【「聖教新聞」 2015年(平成27年) 6月27日(土)より転載】
【革心50】
山本伸一は、梅園新村記念館を見学しながら、妻の峯子に言った。
「中国の改革のために奔走された周総理と頴超先生が、一緒に過ごされた時間は、世間一般の夫婦と比べれば、決して長くはなかったはずだ。しかし、互いに、深い愛情と尊敬、信頼で結ばれていたと言われている。それは、お二人が、“夫婦”というだけでなく、“同志”の絆に結ばれていたからだろうね」
“夫婦”も、相手を見つめ合うだけの関係であれば、その世界は狭く、互いの向上も、前進も乏しい。しかし、二人が共通の理想、目的をもち、共に同じ方向を向いて進んでいく“同志”の関係にあるならば、切磋琢磨し、励まし合いながら、向上、前進していくことができる。

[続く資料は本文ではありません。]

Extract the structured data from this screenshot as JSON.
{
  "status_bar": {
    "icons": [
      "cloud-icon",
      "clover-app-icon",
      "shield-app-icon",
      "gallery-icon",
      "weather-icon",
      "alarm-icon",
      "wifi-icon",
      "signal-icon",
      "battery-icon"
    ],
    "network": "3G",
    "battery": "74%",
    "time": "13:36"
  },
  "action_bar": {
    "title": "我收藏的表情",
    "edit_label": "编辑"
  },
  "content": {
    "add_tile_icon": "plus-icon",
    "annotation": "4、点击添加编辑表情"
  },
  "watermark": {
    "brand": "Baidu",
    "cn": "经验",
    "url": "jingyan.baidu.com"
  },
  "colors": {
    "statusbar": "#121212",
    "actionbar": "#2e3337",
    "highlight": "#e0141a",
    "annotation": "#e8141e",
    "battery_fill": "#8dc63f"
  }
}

夫婦愛、そして同志愛に結ばれた夫婦の絆ほど、強く、美しいものはない。
周恩来・頴超夫妻の間には、「八互原則」があったという。
一、互愛(互いに愛し合う)
二、互敬(互いに尊敬し合う)
三、互勉(互いに励ましあう)
四、互慰(互いに慰め合う)
五、互譲(互いに譲り合う)
六、互諒(互いに諒解し合う)
七、互助(互いに助け合う)
八、互学(互いに学び合う)
夫妻は、常に、この精神に立ち返って、愛と信頼の絆を、より強く結び合いながら、新中国の建設をめざしてきたのであろう。
峯子は、伸一を見て言った。
「頴超先生にお会いしたら、お伺いしたいことが、たくさんありますね」
続いて訪中団一行が訪れたのは、南京東部郊外の紫金山であった。ここは、孫文の墓所「中山陵」があることで有名だが、まず伸一たちが訪れたのは、中日友好協会の廖承志会長の両親であり、孫文や周恩来らと共に新しい中国の建設のために戦った、廖仲・何香凝夫妻の墓所「廖陵」であった。